Ese mismo día, pero por la tarde, a eso de las
seis, justo en el momento en que un reloj luminoso —instalado en la terraza de
un edificio con vista a la avenida 9 de julio— marcaba el cambio horario y, por
consiguiente, el deseado retiro laboral para miles de trabajadores que anhelaban
descansar en sus nidos de concreto, Segundo se paraba frente al portero
eléctrico del edificio donde estaba situado el consultorio de Martina. La gente
giraba y giraba por la calle Ayacucho, como en el tango, con los rostros
cansados. El diariero de la cuadra iniciaba un nuevo pero repetido éxodo de
diarios y revistas, algunos de los cuales experimentarían reciclajes, reventa o
simplemente culminarían sus vidas efímeras bajo los efectos letales de las
llamas leñosas, furiosas por pigmentar carnes asadas echadas en parrillas de
hierro al rojo vivo. A unas pocas cuadras, la avenida Santa Fe padecía la masa
humana que se escabullía entre pocos bares y demasiado calzado para la mujer.
El cielo presentaba algunos nubarrones pero los pronósticos predecían que no
llovería, aunque unos chacareros que paseaban por la urbe contemplaban el cielo
y estimaban que llovería, desconociendo que el cielo porteño casi siempre
estaba pintado de verde, o gris: descubrir una estrella era todo un desafío, a
menos que uno recurriera al planetario.
Segundo estaba metido en el pasillo de entrada al
edificio, viendo a la gente que se sucedía en la vereda. Aún no había tocado el
portero, se retardaba ya que no estaba seguro de hacerlo, temía reacciones
adversas, pero necesitaba que Martina lo escuchase. Ella estaría trabajando
como lo hacía a diario. No se había animado a llamarla por teléfono. Justo
cuando acercaba el dedo índice a la tecla del portero, una voz proveniente de
la calle acaparaba su atención. Esa voz callejera traía recuerdos de una
experiencia no tan lejana, y no estaba errado porque ese extraño hombre, que
alguna vez había deambulado por esa misma vereda entonando un tango, reaparecía
como aquel día vistiendo el mismo smoking destartalado. Ahora tenía el mentón
recubierto de una barba canosa que lo seguía desalineando. Cantaba con orgullo
el loco lindo, desafiando a los extrovertidos y humillando a los famas
cortazarianos, eruditos urbanos que sentían envidia ante tanta despreocupación
y libertad. “Las callecitas de Buenos Aires tienen ese que se yo, ¿viste?”,
recitaba el tanguero, mirándolo desde la vereda. “Salgo de casa, por Arenales,
lo de siempre, la calle y en mí, cuando de repente, detrás de un árbol, se aparece
él”. Segundo se había quedado perplejo, rozaba el portero eléctrico con su dedo
índice, tanto fue así que sin querer tocó otra tecla y alguien atendió, pero él
estaba compenetrado con ese tanguero que una vez más cantaba un tango y lo observaba
con los pies estaqueados en la vereda, a uno diez metros, tan serio como
Sarmiento en el billete de cincuenta pesos. El tanguero tenía la mirada perdida
pero enfocada hacia Segundo, y él hacía lo mismo pero con mucho desconcierto. Era
tan portentosa la mirada del tanguero que lo había dejado pasmado. El loco
lindo giraba la cara y seguía deambulando con esa mezcla de prepotencia y
delirio urbano que lo caracterizaba. Parecía un perro callejero olfateando
fragancias apetecibles. A pesar de su estupor, Segundo sentía atracción por su
pasión tanguera, entonces avanzó unos pasos hacia la vereda para verlo marchar a
la distancia. Al asomarse vio algo que le pausa el corazón hasta tal punto de
casi infartarlo:
— ¡Veo un mar de sangre, sangre en el asfalto!
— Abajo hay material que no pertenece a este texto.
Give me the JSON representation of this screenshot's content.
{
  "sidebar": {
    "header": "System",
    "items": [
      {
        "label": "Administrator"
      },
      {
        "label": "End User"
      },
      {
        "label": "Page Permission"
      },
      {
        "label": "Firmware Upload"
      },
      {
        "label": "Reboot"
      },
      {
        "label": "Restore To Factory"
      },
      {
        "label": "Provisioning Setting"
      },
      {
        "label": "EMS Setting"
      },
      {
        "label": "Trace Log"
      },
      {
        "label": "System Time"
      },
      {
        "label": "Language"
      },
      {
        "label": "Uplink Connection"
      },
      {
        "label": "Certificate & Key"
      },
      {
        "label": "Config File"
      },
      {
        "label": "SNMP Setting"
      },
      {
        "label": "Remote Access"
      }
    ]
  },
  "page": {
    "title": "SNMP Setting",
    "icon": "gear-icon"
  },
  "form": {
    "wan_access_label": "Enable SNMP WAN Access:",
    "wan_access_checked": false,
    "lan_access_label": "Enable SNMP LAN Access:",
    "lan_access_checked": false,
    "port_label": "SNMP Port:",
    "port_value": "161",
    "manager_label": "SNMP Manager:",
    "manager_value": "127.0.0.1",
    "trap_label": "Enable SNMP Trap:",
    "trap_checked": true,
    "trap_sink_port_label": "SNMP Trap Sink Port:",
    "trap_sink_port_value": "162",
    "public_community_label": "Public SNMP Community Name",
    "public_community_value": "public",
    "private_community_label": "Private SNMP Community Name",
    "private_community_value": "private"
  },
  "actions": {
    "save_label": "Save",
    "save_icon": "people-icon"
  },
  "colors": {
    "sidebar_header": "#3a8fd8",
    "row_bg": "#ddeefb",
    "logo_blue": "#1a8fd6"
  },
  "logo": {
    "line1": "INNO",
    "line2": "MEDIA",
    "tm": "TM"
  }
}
Esa visión tan cruenta y delirante había escapado
de la boca del tanguero, una voz socarrona y potente que le había labiado de
frente, cara a cara, con esos ojos negros que le erizaban la piel, como si el
loco lindo hubiese intuido que Segundo saldría a la vereda para espiarlo. El
susto de Segundo fue tal que su cabeza había golpeado contra la pared por un
salto involuntario, un impulso nervioso. Le nacía un moretón en la nuca. No se
esperaba semejante sorpresa. Su corazón latía con intensidad, bombeando sangre
en cantidades. Quiso expresarle unas palabras y se mordió la lengua, pero algo
recuperado se excusaba:
—Disculpe señor, tengo que retirarme. Otro día
hablamos. Gracias.
Y se alejó a las apuradas, acelerando la marcha, y
sin querer miraba hacia atrás, perseguido por la nada. Estaba sudando, olvidando
que necesitaba juntarse con Martina. El tanguero lo había desorientado, sus
comportamientos imprevisibles lo habían atontolinado.